Walk into a modern supermarket and you very well may find different varieties of foods not just from all across the Country, but from around the World. Very recently in human history we have gained the ability to transport foods over great distances. You may be able to find pineapples and coconut oil in the MidWest! Pineapples and Coconuts can be very healthy foods. However, there are some problems. Most of our genetics are not primed to be doing this type of thing. We are used to growing up in relatively enclosed regions, and getting used to the local food that was available. A lot of people are now having problems because we have access to a much wider array of things to eat. People often get lost or confused from information in the media, scientific advice, or other sources about what to eat. Here are some quick tips that can help figure out whole-foods based eating plans that may feel right.

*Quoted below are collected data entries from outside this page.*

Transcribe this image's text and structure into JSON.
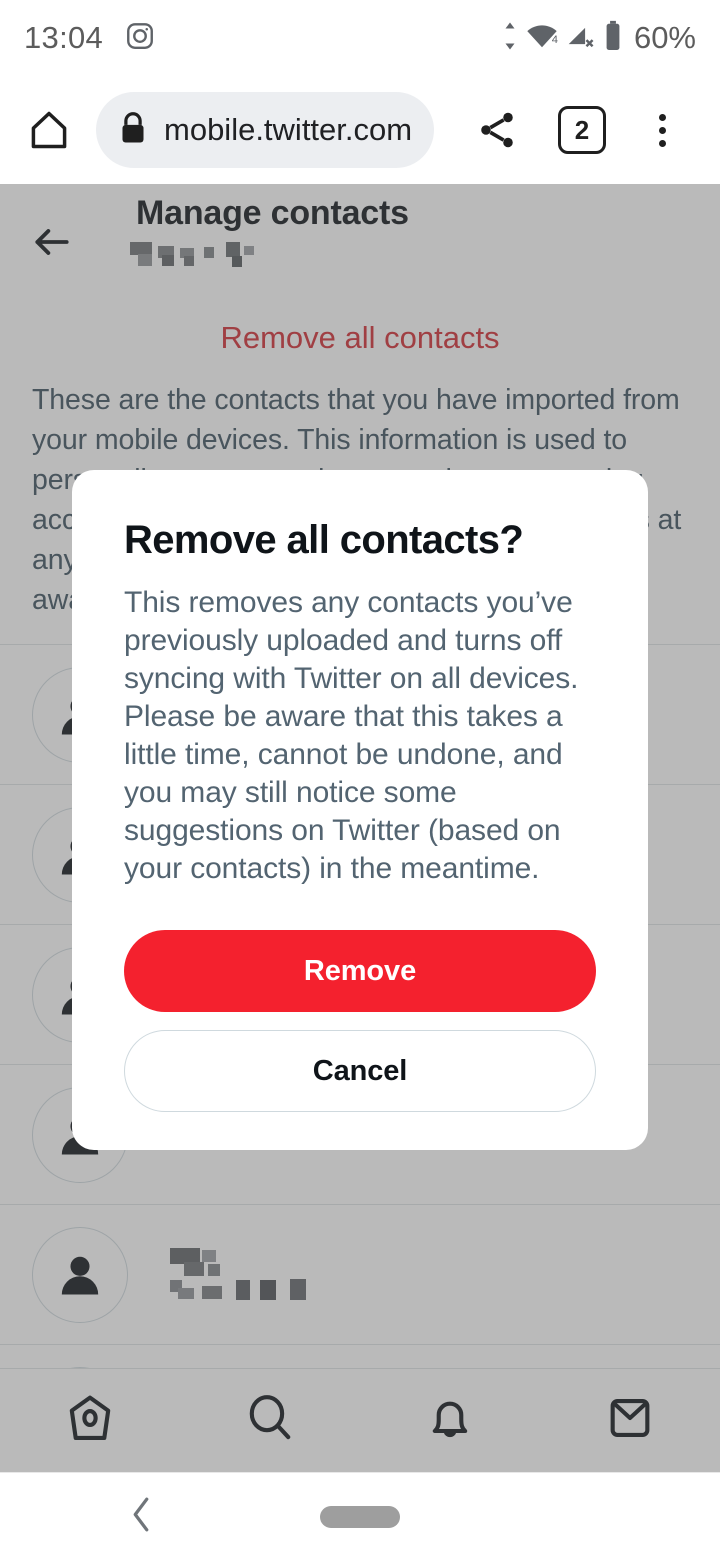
{
  "statusbar": {
    "time": "13:04",
    "battery_text": "60%",
    "wifi_label": "4",
    "icons": [
      "instagram-icon",
      "data-transfer-icon",
      "wifi-icon",
      "cellular-no-sim-icon",
      "battery-icon"
    ]
  },
  "browser": {
    "url": "mobile.twitter.com",
    "tab_count": "2",
    "home_label": "Home",
    "share_label": "Share",
    "menu_label": "More options"
  },
  "page": {
    "title": "Manage contacts",
    "handle_redacted": "",
    "remove_all_link": "Remove all contacts",
    "description": "These are the contacts that you have imported from your mobile devices. This information is used to personalize your experience, such as suggesting accounts to follow. You can remove your contacts at any time, and turn off syncing, below. Please be aware that this may take some time.",
    "contacts": [
      {
        "name_redacted": "",
        "detail_redacted": ""
      },
      {
        "name_redacted": "",
        "detail_redacted": ""
      },
      {
        "name_redacted": "",
        "detail_redacted": ""
      },
      {
        "name_redacted": "",
        "detail_redacted": ""
      },
      {
        "name_redacted": "",
        "detail_redacted": ""
      },
      {
        "name_redacted": "",
        "detail_redacted": ""
      }
    ],
    "bottom_nav": [
      {
        "name": "home-icon",
        "label": "Home"
      },
      {
        "name": "search-icon",
        "label": "Search"
      },
      {
        "name": "bell-icon",
        "label": "Notifications"
      },
      {
        "name": "mail-icon",
        "label": "Messages"
      }
    ]
  },
  "modal": {
    "title": "Remove all contacts?",
    "body": "This removes any contacts you’ve previously uploaded and turns off syncing with Twitter on all devices. Please be aware that this takes a little time, cannot be undone, and you may still notice some suggestions on Twitter (based on your contacts) in the meantime.",
    "confirm_label": "Remove",
    "cancel_label": "Cancel"
  },
  "colors": {
    "danger": "#f4212e",
    "danger_link": "#d22b33",
    "text_primary": "#0f1419",
    "text_secondary": "#536471",
    "border": "#cfd9de",
    "overlay": "#5b5b5b"
  },
  "gesture_nav": {
    "back_label": "Back",
    "home_label": "Home"
  }
}
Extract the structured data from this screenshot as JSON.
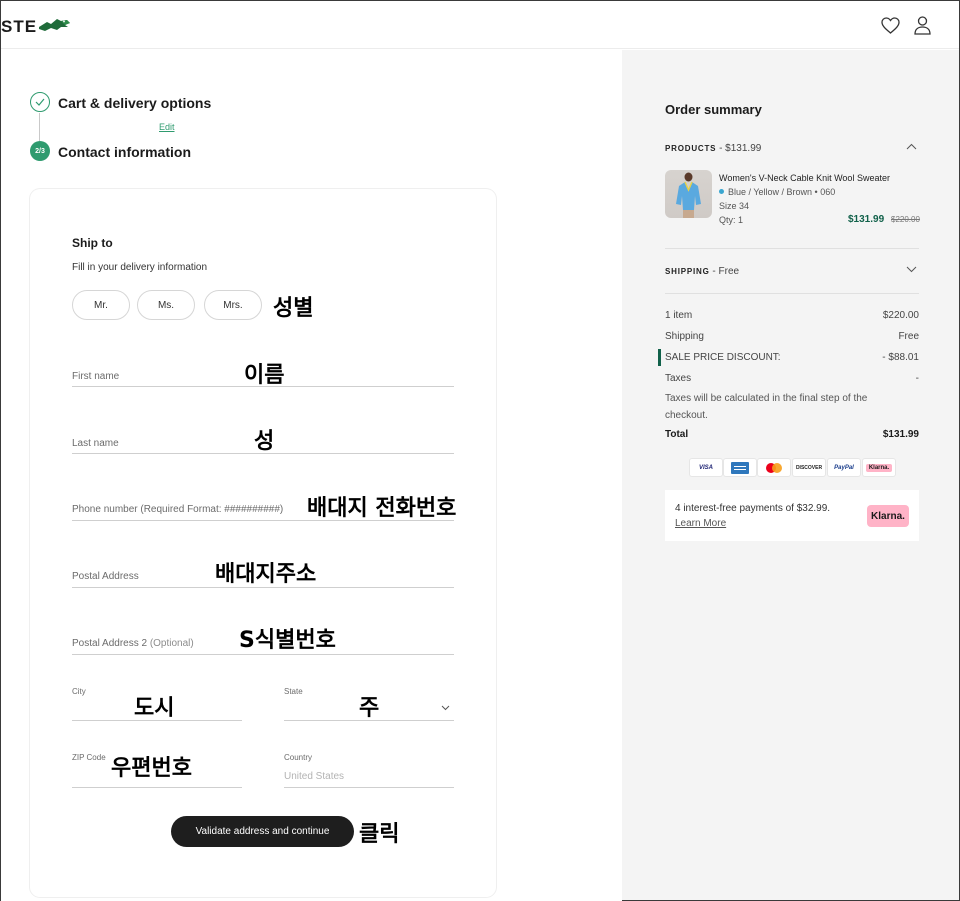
{
  "header": {
    "logo_text": "STE",
    "icons": [
      "crocodile-logo",
      "heart-icon",
      "user-icon"
    ]
  },
  "stepper": {
    "step1": {
      "title": "Cart & delivery options",
      "edit": "Edit"
    },
    "step2": {
      "badge": "2/3",
      "title": "Contact information"
    }
  },
  "form": {
    "title": "Ship to",
    "subtitle": "Fill in your delivery information",
    "titles": [
      "Mr.",
      "Ms.",
      "Mrs."
    ],
    "first_name": "First name",
    "last_name": "Last name",
    "phone": "Phone number (Required Format: ##########)",
    "address": "Postal Address",
    "address2": "Postal Address 2",
    "address2_optional": "(Optional)",
    "city": "City",
    "state": "State",
    "zip": "ZIP Code",
    "country": "Country",
    "country_value": "United States",
    "submit": "Validate address and continue"
  },
  "annotations": {
    "gender": "성별",
    "first_name": "이름",
    "last_name": "성",
    "phone": "배대지 전화번호",
    "address": "배대지주소",
    "address2": "S식별번호",
    "city": "도시",
    "state": "주",
    "zip": "우편번호",
    "click": "클릭"
  },
  "summary": {
    "title": "Order summary",
    "products_label": "PRODUCTS",
    "products_total": " - $131.99",
    "product": {
      "name": "Women's V-Neck Cable Knit Wool Sweater",
      "color": "Blue / Yellow / Brown • 060",
      "size": "Size 34",
      "qty": "Qty: 1",
      "price": "$131.99",
      "old_price": "$220.00"
    },
    "shipping_label": "SHIPPING",
    "shipping_value": " - Free",
    "rows": [
      {
        "label": "1 item",
        "value": "$220.00"
      },
      {
        "label": "Shipping",
        "value": "Free"
      },
      {
        "label": "SALE PRICE DISCOUNT:",
        "value": "- $88.01"
      },
      {
        "label": "Taxes",
        "value": "-"
      }
    ],
    "taxes_note": "Taxes will be calculated in the final step of the checkout.",
    "total_label": "Total",
    "total_value": "$131.99",
    "payments": [
      "VISA",
      "AMEX",
      "MC",
      "DISCOVER",
      "PayPal",
      "Klarna."
    ],
    "klarna": {
      "text": "4 interest-free payments of $32.99.",
      "link": "Learn More",
      "badge": "Klarna."
    }
  },
  "colors": {
    "accent_green": "#2f9b6f",
    "price_green": "#11614a",
    "button_dark": "#1e1e1e",
    "summary_bg": "#f4f4f4",
    "klarna_pink": "#ffb3c7"
  }
}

ANCESTRAL: This has to come first. Many of us are now in geographic regions that are much different than where our ancestors were. Do some research into the types of foods your ancestors ate or what they eat in certain countries you may descend from. While eating local and seasonal are great, you also have to take into account what your bodies evolution is used to and expecting you to be eating!
LOCAL: Again, until recently most all food was locally sourced. It is great that there is rising interest in this. Farmers markets are coming back. I recommend people try to eat most of their food from the general geographic region they are in. Food is healthiest when fresh and hasn’t been transported or subjected to chemicals to preserve it over long distances or time.
SEASONAL: An often overlooked area of eating. In the past few hundred years, we have developed refrigeration and freezing capabilities to help us preserve food. Some of this TRULY helps us. However, it also means we are able to eat food that may be completely out of season with what is growing in our area. Try to remember what types of plants are growing at the different times of year and focus on those. This usually means focusing on fresh produce when you can (spring, summer, fall), and then relying more on meats, grains, beans, and nuts in the colder months depending on your region.
By using these 3 categories, it becomes easier to decide what food to have around. Of course there are more detailed things we need to look at inside each category; but this can get you on the path to a generally healthy, whole-foods approach that respects your location, genetics, and seasonal needs! Also, don’t be surprised if it takes some time to transition into a healthier style of eating. Our bodies get used to things (even unhealthy things) and like respect when getting into healthier foods. So give yourself some time to adjust.